27 September 2013 20:45 [Source: ICIS news]
HOUSTON (ICIS)--US polyvinyl (PVC) export prices widened this week as suppliers worked to sell the remaining cargoes for October shipment, while November offers are expected to decrease from recent levels, market participants said on Friday. ?xml:namespace>
US suppliers started the week targeting higher offers for October-loading PVC cargoes because of limited availability, a result of planned turnarounds.
US PVC plants operated by Shintech and Occidental (OxyChem) are expected to be in planned turnarounds during September/October.
The OxyChem plant in Deer Park, Texas, produces an estimated 310,000 tonnes/year of PVC, while the Shintech facility in Plaquemine, Louisiana, produces 600,000/tonnes/year. The combined production of these two facilities represents an estimated 11% of total US and Mexico PVC production.
Bids for October shipping fell as sellers tried to maintain higher offers.
“Converters are trying to hold back purchasing, because many in the market expect a downtrend in prices in the following weeks,” a trader said.
While sellers marginally reduced their price towards the end of the week because of reduced demand, they were reluctant to reduce their offers further because of limited availability, a result of planned turnarounds in US and Asia.
US PVC loading in October was offered at $1,060/tonne (€784/tonne) CFR (cost and freight) Gulf Corporation Council (GCC) early in the week, and fell by $10/tonne to $1,050/tonne CFR later in the week.
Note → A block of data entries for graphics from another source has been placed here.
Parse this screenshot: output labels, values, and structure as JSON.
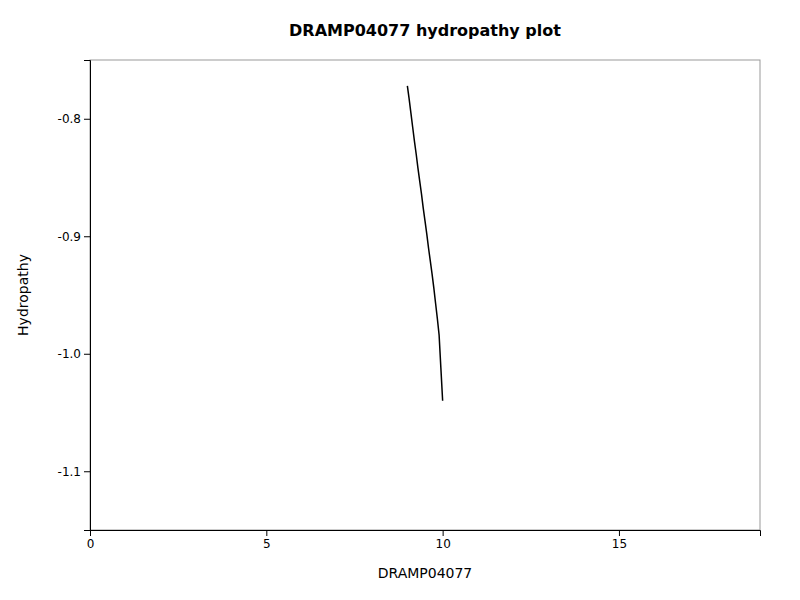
{
  "chart_data": {
    "type": "line",
    "title": "DRAMP04077 hydropathy plot",
    "xlabel": "DRAMP04077",
    "ylabel": "Hydropathy",
    "x": [
      9.0,
      9.05,
      9.1,
      9.15,
      9.2,
      9.25,
      9.3,
      9.35,
      9.4,
      9.45,
      9.5,
      9.55,
      9.6,
      9.65,
      9.7,
      9.75,
      9.8,
      9.85,
      9.9,
      9.95,
      10.0
    ],
    "values": [
      -0.772,
      -0.783,
      -0.795,
      -0.807,
      -0.819,
      -0.83,
      -0.842,
      -0.853,
      -0.864,
      -0.876,
      -0.887,
      -0.898,
      -0.91,
      -0.921,
      -0.932,
      -0.944,
      -0.957,
      -0.97,
      -0.984,
      -1.012,
      -1.04
    ],
    "color": "#000000",
    "xlim": [
      0,
      19
    ],
    "ylim": [
      -1.15,
      -0.75
    ],
    "xticks": [
      0,
      5,
      10,
      15
    ],
    "yticks": [
      -1.1,
      {
        "value": -1.0,
        "label": "-1.0"
      },
      -0.9,
      -0.8
    ]
  }
}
Nevertheless, bids in the GCC region were capped at $1,020/tonne, leaving a $30-40/tonne buy-sell price idea gap.
At least one cargo was sold at $1,020/tonne CFR GCC, a trader said, but market participants thought of this as a one-off deal.
US offers into China started the week at $1,010/tonne CFR China Main Port (CMP), while buy side ideas were at $980-990/tonne. A deal finished at the end of the week at $1,000/tonne CFR, a trader confirmed.
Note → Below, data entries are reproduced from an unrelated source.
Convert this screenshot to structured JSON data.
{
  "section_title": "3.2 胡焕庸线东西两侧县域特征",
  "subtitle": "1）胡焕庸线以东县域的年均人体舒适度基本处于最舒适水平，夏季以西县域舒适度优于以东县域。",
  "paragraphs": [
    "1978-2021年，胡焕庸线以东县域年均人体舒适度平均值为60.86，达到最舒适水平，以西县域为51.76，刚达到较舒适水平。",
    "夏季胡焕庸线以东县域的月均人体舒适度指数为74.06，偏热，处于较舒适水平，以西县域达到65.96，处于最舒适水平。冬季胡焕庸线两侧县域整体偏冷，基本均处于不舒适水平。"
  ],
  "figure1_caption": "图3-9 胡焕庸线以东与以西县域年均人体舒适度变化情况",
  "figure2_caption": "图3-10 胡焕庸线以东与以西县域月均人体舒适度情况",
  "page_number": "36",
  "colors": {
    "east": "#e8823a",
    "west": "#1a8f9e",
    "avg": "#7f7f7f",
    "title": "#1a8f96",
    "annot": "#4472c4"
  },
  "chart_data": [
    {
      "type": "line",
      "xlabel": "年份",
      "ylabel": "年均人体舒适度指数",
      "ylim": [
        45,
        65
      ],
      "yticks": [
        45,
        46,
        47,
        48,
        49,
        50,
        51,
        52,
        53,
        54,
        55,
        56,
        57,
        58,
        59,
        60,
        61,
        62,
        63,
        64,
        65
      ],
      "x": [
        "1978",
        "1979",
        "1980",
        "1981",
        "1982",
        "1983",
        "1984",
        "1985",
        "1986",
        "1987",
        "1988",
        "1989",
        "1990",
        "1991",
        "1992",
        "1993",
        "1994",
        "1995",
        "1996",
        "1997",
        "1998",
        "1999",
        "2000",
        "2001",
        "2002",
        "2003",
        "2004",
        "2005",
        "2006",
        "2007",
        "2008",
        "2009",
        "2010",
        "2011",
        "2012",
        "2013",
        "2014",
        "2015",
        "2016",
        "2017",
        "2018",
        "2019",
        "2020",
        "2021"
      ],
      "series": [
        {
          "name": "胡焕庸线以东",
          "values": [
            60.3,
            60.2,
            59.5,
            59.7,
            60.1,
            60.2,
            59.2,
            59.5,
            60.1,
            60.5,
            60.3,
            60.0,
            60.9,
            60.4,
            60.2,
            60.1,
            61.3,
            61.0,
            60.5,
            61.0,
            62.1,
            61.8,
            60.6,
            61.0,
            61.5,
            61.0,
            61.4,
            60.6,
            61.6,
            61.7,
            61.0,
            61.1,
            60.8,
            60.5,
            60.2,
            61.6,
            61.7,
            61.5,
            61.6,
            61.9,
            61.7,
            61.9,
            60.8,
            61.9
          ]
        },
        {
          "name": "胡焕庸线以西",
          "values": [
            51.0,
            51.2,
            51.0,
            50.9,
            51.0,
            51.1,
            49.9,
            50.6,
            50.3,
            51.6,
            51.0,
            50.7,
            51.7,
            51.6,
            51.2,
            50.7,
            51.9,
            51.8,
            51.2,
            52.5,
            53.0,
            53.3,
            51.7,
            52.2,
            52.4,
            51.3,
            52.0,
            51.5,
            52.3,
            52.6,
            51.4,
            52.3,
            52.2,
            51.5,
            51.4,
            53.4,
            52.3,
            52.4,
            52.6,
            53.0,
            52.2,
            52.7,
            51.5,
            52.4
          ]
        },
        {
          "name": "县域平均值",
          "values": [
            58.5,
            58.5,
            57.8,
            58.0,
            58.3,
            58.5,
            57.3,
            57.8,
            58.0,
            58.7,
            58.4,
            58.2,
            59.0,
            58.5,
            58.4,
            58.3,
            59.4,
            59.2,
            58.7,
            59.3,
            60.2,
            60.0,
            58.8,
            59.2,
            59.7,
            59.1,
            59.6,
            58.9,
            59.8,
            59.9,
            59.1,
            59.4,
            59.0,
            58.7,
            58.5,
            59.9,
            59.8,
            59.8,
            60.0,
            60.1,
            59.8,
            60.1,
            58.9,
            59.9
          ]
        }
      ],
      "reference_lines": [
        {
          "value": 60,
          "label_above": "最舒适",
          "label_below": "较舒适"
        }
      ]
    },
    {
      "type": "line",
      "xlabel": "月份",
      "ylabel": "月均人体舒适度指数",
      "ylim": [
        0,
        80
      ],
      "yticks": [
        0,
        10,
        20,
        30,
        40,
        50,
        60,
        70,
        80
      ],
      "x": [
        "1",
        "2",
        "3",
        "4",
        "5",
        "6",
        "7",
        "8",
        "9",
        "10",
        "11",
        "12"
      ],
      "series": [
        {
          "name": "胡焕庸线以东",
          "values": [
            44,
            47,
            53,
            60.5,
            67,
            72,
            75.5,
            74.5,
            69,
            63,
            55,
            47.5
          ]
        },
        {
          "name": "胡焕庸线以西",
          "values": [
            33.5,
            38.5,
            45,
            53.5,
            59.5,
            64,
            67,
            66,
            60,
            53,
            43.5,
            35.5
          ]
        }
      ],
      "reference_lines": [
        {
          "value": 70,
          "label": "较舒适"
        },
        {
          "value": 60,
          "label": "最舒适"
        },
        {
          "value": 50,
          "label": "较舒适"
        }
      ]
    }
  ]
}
The majority of the export offers from the US were from traders, as many US suppliers said they had finished October business.
Globally, PVC demand has been weak in every region all year. As the end of the year approaches, Asia buyers expect an influx of cargoes to come into their region when US suppliers try to clear their inventories at the end of the year for tax reasons.
“US prices have dropped about $10-20/tonne this week from last week. There are signs pointing toward further weakness next month,” a supplier said.
The deals discussed this week for November could put the US export range around $920-970 FOB (free on board) USG (US Gulf), a trader said.
FOB USG export prices last traded in a range of $950-970/tonne, as assessed by ICIS.
Major US producers of PVC include Axiall, OxyChem, Formosa, Shintech and Westlake.